Entre las imágenes más vividas que Barrilá recuerda, son las de una joven que en la calle dibujaba las torres mientras eran consumidas por las llamas. También que la gente lloraba, que unos se arrodillaban, otros se mesaban los cabellos, se tiraban al suelo, corrían alejándose de las torres. Y que todos, absolutamente todos, fijando su vista hacia arriba, en lo alto de los edificios, posaban en total incredulidad. Fue el momento de más confusión en toda su vida, dice. Recuerda también los sonidos de los camiones de los bomberos, de las ambulancias, de los helicópteros que sobrevolaban.
"Un muchacho me dijo que su madre tenía que haber ido a trabajar aquel día al WTC pero por alguna razón no había ido. Estaba feliz".
Pasaron 10 años. Estados Unidos se enfrascó en la seguridad nacional y el poderío militar, lanzando y continuando las guerras en Irak y Afganistán, asuntos que se volvieron controversias polarizantes dentro del país. Para algunos, la mera presencia estadounidense en esas naciones es parte del problema. Y pese a tantos esfuerzos, no hay garantía de que el ataque no se repita.

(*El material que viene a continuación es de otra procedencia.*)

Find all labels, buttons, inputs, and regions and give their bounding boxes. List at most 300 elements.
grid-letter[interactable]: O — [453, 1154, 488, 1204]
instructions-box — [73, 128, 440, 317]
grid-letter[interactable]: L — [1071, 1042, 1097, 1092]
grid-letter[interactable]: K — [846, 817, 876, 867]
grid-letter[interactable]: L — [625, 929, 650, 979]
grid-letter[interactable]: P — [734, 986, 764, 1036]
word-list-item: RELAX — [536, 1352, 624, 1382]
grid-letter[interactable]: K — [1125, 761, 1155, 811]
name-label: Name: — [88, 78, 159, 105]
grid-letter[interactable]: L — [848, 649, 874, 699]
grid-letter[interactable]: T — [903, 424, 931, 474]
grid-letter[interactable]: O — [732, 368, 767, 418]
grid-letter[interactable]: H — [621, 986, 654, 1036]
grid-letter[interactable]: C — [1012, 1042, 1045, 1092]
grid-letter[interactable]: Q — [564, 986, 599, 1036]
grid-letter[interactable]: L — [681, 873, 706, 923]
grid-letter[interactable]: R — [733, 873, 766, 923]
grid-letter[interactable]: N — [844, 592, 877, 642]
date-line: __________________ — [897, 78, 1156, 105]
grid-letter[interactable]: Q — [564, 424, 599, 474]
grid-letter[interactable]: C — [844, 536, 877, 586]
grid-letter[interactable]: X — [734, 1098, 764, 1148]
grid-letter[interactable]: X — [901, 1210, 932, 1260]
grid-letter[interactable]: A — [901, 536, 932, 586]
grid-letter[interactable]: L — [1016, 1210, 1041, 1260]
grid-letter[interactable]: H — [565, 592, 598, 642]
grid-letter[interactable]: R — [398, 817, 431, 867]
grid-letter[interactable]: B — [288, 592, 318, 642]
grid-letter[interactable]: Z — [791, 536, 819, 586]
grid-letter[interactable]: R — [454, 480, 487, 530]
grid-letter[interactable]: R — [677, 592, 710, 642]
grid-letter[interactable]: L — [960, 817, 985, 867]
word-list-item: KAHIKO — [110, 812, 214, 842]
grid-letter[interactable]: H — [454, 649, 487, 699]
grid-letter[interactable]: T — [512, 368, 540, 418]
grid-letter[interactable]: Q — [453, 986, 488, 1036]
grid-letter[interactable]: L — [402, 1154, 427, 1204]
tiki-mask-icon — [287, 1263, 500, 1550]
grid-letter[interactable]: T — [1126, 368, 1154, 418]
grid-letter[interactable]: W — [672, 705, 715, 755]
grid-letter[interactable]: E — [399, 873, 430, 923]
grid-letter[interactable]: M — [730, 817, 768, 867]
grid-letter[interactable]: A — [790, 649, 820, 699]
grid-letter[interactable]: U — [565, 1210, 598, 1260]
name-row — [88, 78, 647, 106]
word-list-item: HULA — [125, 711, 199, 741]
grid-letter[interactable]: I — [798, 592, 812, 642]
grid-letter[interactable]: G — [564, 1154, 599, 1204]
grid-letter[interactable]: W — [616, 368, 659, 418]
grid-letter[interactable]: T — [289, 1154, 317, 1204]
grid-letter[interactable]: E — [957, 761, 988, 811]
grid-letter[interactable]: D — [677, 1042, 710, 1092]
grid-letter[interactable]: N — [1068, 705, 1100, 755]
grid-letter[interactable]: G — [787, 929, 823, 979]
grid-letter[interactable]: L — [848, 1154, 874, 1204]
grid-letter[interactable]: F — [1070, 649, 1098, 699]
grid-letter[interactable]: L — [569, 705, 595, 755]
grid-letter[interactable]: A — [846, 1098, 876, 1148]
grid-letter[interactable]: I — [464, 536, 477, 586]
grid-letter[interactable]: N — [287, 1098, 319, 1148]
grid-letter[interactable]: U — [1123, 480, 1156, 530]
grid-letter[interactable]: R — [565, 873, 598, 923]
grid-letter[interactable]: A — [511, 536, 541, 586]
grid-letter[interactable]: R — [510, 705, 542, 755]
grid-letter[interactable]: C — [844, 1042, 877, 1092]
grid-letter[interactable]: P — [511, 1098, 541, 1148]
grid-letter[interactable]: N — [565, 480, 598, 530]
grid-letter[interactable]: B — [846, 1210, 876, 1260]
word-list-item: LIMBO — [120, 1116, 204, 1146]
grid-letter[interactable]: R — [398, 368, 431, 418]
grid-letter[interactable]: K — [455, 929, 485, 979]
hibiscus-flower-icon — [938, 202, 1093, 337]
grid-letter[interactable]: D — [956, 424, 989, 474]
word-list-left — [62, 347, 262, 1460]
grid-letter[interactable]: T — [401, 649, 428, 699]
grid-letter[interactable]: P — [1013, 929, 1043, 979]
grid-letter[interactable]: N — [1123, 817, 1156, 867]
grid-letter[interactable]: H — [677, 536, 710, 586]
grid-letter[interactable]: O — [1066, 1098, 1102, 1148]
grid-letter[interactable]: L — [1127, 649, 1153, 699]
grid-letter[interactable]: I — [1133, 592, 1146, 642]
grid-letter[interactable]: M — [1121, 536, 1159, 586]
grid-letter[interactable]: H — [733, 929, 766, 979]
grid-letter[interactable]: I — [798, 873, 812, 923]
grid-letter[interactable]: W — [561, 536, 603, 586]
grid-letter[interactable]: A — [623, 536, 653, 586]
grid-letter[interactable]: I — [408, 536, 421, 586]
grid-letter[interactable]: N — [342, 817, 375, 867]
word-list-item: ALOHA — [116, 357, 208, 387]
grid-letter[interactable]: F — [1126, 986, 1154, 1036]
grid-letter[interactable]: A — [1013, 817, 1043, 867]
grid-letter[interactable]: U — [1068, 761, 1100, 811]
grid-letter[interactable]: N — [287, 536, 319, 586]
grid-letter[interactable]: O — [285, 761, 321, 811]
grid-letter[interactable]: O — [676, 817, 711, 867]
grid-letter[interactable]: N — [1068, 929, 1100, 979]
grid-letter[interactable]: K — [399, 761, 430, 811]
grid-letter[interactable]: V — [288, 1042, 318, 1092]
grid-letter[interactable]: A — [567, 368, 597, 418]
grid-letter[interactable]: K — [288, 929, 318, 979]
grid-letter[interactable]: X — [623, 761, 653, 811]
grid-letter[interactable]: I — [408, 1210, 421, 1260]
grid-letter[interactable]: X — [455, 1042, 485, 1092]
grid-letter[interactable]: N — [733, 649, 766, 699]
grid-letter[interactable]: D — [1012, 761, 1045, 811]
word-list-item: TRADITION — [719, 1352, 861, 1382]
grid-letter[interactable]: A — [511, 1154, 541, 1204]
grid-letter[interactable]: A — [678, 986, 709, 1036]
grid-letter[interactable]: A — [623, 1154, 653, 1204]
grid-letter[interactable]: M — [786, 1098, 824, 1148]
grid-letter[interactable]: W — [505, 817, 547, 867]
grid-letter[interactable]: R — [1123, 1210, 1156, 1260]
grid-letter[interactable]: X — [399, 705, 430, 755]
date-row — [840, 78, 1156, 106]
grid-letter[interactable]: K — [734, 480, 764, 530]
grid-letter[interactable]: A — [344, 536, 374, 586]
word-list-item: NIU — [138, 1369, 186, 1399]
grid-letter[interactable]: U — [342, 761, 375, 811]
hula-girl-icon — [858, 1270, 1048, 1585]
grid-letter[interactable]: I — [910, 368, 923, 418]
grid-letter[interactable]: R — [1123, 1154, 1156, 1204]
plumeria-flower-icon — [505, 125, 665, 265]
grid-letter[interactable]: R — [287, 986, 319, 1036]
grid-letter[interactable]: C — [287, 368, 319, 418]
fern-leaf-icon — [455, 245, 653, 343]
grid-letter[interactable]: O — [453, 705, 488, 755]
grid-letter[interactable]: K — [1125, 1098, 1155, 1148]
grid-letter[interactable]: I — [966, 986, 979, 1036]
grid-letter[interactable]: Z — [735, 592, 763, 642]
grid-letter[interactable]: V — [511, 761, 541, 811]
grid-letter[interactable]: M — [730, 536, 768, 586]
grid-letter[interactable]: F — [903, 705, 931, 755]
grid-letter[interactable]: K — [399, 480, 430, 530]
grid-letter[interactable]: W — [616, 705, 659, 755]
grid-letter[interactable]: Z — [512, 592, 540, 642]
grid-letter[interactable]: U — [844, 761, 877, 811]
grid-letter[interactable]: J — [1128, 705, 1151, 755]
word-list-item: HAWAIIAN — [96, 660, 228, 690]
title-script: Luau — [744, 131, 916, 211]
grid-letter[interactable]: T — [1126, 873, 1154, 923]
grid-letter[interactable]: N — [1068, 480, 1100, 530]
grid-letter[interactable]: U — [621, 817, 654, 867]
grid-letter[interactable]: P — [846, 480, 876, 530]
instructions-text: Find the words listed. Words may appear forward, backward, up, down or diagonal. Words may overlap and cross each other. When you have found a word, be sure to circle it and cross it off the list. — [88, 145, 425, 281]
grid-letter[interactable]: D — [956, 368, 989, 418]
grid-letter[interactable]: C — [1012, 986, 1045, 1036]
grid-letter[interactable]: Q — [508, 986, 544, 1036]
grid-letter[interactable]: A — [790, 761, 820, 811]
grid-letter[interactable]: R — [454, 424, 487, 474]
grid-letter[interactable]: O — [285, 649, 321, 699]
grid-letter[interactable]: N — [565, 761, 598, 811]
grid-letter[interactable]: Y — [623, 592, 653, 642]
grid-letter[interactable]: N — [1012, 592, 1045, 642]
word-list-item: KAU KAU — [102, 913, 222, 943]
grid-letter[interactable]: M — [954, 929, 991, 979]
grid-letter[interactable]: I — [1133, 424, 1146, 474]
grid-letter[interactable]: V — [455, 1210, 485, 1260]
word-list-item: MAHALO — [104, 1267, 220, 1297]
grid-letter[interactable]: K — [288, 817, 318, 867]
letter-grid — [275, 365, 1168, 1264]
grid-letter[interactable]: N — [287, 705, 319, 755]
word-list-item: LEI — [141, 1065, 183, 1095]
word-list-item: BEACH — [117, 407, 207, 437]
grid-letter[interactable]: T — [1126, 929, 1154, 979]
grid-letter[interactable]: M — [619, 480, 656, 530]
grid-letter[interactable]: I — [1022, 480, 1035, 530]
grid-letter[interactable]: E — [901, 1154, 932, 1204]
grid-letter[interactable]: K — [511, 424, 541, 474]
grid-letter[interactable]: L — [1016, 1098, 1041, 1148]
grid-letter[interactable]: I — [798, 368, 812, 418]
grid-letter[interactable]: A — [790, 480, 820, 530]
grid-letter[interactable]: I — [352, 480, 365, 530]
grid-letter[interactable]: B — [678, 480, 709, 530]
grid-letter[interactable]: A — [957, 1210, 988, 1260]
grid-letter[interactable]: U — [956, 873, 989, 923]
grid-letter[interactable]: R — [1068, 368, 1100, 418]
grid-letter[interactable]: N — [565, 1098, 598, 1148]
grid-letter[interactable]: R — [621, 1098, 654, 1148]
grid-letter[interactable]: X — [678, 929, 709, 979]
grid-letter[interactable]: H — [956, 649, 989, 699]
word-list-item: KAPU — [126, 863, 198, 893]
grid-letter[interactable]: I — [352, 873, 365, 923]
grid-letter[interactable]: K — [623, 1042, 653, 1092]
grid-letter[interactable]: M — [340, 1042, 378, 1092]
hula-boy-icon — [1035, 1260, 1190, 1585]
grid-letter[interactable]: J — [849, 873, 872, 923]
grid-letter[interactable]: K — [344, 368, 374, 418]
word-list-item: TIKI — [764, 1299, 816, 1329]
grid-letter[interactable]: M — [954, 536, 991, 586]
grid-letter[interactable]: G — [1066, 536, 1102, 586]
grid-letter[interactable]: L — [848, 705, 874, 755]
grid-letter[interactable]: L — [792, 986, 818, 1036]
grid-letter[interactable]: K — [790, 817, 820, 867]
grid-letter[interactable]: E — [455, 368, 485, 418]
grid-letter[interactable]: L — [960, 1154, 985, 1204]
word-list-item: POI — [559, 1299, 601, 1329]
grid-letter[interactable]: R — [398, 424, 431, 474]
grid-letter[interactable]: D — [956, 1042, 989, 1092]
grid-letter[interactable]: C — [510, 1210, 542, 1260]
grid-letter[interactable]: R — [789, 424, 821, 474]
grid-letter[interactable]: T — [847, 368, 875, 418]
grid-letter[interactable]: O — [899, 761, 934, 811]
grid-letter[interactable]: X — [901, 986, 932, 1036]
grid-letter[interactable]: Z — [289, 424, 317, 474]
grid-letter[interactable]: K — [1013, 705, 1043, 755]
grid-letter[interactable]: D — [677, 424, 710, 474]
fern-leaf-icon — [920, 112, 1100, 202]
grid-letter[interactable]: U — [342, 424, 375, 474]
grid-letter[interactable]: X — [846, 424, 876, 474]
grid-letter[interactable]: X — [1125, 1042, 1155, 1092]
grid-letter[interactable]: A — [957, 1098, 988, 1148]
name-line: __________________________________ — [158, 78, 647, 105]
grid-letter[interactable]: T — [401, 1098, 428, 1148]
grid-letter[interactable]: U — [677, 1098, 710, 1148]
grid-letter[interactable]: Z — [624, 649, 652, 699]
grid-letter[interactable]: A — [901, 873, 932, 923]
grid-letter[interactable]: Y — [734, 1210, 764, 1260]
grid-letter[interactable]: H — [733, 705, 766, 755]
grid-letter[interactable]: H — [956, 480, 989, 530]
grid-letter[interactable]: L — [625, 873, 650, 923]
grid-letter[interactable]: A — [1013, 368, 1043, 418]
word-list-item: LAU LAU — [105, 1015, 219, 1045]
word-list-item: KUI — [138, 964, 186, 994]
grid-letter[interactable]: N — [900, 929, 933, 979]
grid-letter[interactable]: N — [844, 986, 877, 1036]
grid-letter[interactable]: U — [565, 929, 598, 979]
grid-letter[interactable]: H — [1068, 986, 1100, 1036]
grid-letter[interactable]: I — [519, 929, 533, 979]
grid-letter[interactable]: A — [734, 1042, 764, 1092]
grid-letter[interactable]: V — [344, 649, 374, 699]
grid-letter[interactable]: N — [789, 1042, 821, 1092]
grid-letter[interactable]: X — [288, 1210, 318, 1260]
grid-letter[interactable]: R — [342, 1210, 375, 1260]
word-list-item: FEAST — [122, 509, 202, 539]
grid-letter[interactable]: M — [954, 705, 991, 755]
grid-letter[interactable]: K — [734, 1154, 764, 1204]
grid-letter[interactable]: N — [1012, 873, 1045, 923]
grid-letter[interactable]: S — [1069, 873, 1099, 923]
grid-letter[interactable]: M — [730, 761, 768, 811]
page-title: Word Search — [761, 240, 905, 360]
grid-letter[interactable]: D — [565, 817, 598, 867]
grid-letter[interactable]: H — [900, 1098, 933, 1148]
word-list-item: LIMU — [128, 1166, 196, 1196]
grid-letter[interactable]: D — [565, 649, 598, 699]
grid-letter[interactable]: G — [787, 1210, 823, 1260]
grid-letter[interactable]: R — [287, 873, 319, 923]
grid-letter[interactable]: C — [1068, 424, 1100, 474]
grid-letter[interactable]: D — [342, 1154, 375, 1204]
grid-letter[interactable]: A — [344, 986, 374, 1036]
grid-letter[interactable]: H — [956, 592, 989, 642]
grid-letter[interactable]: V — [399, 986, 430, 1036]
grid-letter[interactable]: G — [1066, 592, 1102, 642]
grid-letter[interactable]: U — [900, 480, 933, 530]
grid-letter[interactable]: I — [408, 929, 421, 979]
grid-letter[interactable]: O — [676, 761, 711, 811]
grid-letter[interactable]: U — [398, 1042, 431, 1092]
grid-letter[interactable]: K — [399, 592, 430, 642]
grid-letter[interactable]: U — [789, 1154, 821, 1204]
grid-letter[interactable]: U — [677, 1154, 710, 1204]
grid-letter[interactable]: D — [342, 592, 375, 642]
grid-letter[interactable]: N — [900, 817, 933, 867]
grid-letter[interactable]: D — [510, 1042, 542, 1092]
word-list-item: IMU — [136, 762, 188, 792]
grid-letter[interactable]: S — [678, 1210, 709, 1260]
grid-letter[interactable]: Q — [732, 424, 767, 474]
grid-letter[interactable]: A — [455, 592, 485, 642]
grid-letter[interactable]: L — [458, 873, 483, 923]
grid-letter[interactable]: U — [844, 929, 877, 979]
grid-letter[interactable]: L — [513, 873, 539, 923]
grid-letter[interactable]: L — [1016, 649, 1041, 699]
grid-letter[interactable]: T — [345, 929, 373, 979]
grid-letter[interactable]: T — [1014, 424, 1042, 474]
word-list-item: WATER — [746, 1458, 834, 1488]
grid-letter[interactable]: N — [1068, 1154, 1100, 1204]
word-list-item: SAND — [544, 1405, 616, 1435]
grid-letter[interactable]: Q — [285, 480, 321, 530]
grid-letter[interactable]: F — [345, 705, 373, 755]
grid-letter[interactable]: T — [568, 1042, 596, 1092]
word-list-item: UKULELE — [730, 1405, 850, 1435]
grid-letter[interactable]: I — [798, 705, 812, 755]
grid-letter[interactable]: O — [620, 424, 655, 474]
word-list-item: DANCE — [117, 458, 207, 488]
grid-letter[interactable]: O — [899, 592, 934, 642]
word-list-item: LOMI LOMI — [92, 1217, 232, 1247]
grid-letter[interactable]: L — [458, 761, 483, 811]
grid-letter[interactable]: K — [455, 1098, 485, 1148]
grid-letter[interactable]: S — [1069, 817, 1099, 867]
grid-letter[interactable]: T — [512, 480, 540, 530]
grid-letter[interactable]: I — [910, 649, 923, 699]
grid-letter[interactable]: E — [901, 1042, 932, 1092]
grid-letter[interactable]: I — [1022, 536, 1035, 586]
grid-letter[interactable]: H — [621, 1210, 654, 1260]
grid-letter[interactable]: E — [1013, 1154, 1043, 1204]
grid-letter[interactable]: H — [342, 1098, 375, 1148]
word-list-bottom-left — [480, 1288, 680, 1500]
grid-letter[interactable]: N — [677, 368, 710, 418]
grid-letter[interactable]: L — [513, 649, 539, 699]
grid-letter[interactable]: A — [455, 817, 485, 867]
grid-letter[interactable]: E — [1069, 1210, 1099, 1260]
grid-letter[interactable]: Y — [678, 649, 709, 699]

Este domingo, múltiples ceremonias recordarán las casi 3,000 víctimas que fallecieron ese día, así como aquellos que han sido blanco del terrorismo en todo el mundo.
Y de vuelta desde su Venezuela, Andrés Barrilá visita Nueva York para la conmemoración de los eventos catastróficos que se suscitaron frente a sus ojos. Filmó videos de la ciudad y las torres antes, durante y después de los ataques, creando un gráfico testimonio de aquel día trágico. Su canal en YouTube ha recibido más de 1.5 millones de visitantes y sus videos del 9/11 han acumulado más de 4,400 comentarios hasta el momento.